Attention:
The frontline support team will be slow on the forum because we are occupied with the GATK Workshop on March 21st and 22nd 2019. We will be back and more available to answer questions on the forum on March 25th 2019.

GATK v4.1.0.0 ValidateVariants, gVCF mode, error; non in v4.0.11.0

manolismanolis Member ✭✭
edited February 13 in Ask the GATK team

GATK v4.0.11.0 & v4.1.0.0, linux server, bash

Hi,

I was running the following codes

${GATK4} --java-options '-Xmx10g -XX:GCTimeLimit=50 -XX:GCHeapFreeLimit=10 -XX:ConcGCThreads=1 -XX:ParallelGCThreads=2' HaplotypeCaller -R /shared/resources/hgRef/hg38/Homo_sapiens_assembly38.fasta -I /home/manolis/GATK4/2.BQSR/bqsr_PROVA/WES_16-1239_bqsr.bam -O "PROVA_${version}.g.vcf.gz" -L /home/manolis/GATK4/DB/hg38_SureSelectV6noUTR_S07604514_HC_1-22_XY.intervals -ip 100 -ERC GVCF --max-alternate-alleles 3 -ploidy 2 -A StrandBiasBySample --tmp-dir /home/manolis/GATK4/tmp/

${GATK4} --java-options '-Xmx10g -XX:GCTimeLimit=50 -XX:GCHeapFreeLimit=10 -XX:ConcGCThreads=1 -XX:ParallelGCThreads=2' ValidateVariants -R /shared/resources/hgRef/hg38/Homo_sapiens_assembly38.fasta -V "PROVA_${version}.g.vcf.gz" -L/home/manolis/GATK4/DB/hg38_SureSelectV6noUTR_S07604514_HC_1-22_XY.intervals -ip 100 -gvcf -Xtype ALLELES --tmp-dir /home/manolis/GATK4/tmp/

and I created the following files:

HaplotypeCaller v4.0.11.0 -> output "PROVA_v40110.g.vcf.gz"
HaplotypeCaller v4.1.0.0 -> output "PROVA_v4100.g.vcf.gz"

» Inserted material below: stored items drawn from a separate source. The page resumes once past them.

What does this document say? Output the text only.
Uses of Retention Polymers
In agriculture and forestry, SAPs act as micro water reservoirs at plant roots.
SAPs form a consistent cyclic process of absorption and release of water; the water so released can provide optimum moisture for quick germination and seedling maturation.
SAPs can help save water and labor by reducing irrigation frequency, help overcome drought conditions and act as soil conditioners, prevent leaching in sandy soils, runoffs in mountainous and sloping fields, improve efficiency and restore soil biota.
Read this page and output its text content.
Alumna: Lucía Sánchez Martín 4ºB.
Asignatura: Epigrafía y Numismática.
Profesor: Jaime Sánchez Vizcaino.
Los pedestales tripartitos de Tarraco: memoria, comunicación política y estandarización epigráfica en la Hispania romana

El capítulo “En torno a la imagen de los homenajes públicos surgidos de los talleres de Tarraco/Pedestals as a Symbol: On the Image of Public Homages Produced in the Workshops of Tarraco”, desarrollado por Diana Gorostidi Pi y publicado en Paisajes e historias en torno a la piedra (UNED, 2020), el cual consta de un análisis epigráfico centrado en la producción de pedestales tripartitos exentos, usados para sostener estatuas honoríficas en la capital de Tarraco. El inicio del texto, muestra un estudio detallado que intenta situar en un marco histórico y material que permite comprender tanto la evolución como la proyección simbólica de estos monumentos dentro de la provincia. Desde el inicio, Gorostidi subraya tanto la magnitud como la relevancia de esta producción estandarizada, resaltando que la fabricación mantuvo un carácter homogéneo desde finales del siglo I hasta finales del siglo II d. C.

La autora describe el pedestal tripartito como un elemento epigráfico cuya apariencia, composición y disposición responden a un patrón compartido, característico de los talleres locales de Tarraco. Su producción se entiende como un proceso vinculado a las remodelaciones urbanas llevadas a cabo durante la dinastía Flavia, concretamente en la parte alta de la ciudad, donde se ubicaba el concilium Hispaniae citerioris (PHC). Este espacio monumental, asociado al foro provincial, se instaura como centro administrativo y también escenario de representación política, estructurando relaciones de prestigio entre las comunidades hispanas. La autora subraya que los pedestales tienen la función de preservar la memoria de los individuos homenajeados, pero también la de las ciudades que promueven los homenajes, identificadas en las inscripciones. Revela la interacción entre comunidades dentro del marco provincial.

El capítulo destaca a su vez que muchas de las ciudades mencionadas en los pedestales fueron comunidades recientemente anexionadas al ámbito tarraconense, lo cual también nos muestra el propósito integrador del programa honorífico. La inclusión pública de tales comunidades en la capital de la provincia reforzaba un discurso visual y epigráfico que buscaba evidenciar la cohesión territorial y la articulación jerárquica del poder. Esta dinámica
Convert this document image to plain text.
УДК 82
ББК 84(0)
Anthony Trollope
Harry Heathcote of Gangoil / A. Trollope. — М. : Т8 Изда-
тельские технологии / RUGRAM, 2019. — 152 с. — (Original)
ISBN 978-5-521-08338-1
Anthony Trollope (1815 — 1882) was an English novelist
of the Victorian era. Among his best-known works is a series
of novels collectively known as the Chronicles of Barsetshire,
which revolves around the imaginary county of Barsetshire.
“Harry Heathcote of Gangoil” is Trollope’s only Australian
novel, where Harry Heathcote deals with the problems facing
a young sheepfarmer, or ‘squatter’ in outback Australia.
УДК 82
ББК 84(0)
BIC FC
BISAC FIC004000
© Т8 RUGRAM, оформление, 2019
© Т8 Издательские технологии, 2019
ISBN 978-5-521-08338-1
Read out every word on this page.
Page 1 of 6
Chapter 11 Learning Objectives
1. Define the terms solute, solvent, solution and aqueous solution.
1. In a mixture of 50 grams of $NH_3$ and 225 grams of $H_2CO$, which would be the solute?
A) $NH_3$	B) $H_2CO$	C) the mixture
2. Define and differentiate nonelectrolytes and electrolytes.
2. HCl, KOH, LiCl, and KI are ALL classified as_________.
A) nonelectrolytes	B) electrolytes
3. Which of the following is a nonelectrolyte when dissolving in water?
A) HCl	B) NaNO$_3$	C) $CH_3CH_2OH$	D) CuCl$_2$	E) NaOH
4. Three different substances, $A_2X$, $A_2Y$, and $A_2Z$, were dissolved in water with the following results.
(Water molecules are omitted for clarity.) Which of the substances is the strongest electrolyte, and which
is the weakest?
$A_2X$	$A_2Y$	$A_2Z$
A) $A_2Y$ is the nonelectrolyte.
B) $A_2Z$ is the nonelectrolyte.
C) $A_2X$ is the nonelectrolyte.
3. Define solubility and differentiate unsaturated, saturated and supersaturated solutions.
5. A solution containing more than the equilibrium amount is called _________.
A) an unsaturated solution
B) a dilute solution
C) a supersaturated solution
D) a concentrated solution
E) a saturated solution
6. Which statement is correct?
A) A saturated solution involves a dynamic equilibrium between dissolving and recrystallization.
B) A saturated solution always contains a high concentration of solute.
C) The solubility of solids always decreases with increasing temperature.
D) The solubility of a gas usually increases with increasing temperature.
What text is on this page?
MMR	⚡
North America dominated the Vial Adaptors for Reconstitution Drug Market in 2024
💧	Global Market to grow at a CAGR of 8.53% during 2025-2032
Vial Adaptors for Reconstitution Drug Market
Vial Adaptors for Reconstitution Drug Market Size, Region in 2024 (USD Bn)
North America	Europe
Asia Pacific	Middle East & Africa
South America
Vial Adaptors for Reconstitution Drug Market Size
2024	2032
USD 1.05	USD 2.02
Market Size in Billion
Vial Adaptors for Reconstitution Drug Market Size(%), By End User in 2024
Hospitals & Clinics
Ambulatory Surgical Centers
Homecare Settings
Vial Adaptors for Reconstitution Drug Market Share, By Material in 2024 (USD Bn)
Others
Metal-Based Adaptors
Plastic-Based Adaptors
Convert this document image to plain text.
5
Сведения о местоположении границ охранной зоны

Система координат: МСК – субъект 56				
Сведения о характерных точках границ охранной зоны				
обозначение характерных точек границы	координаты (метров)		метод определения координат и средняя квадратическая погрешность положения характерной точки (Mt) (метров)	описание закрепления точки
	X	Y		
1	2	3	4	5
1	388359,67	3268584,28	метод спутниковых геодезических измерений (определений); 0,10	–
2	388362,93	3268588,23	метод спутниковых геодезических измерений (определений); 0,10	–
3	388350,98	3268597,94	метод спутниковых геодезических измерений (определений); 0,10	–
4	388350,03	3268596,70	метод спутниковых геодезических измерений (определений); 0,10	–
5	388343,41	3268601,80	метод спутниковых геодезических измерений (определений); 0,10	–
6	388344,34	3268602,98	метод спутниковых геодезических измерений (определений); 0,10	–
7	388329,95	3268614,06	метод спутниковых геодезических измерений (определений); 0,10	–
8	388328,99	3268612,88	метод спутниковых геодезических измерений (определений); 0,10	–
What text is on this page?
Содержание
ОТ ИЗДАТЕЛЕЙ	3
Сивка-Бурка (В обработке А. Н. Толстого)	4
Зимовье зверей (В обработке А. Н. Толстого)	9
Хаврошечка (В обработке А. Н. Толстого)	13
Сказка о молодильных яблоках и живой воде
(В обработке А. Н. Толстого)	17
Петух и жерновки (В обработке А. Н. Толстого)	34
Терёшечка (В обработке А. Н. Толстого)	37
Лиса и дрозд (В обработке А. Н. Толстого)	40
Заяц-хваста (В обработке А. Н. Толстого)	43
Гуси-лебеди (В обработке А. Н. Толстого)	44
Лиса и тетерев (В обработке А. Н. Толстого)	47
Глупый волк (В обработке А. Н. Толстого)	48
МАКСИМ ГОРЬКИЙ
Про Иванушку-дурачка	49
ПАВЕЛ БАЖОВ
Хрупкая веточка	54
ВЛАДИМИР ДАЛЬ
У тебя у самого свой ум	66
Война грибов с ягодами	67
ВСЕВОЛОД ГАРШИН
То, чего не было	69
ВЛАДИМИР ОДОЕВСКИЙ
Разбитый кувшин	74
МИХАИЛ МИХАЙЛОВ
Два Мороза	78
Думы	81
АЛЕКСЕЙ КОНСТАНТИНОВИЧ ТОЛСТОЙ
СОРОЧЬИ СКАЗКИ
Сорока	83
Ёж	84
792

When I'm going to validate them I have the following results:

1) ValidateVariants v4.0.11.0 -> input "PROVA_v40110.g.vcf.gz" ........ Everything OK !!!

2) ValidateVariants v4.0.11.0 -> input "PROVA_v4100.g.vcf.gz" ........ Everything OK !!!

3) ValidateVariants v4.1.0.0 -> input "PROVA_v4100.g.vcf.gz" ........ ERROR !!!

***********************************************************************
A USER ERROR has occurred: In a GVCF all records must ordered. Record: [VC Unknown @ chr2:41350-41765 Q. of type=SYMBOLIC alleles=[A*, <NON_REF>] attr={END=41765} filters= covers a position previously traversed.
***********************************************************************

4) ValidateVariants v4.1.0.0 -> input "PROVA_v40110.g.vcf.gz" ........ ERROR !!!

***********************************************************************
A USER ERROR has occurred: In a GVCF all records must ordered. Record: [VC Unknown @ chr2:41350-41765 Q. of type=SYMBOLIC alleles=[A*, <NON_REF>] attr={END=41765} filters= covers a position previously traversed.
***********************************************************************

If I create a vcf.gz file with HaplotypeCaller v4.1.0.0 (standard mode, NO gVCF ) and I'm going to validate it with ValidateVariants v4.1.0.0 I do not have any error!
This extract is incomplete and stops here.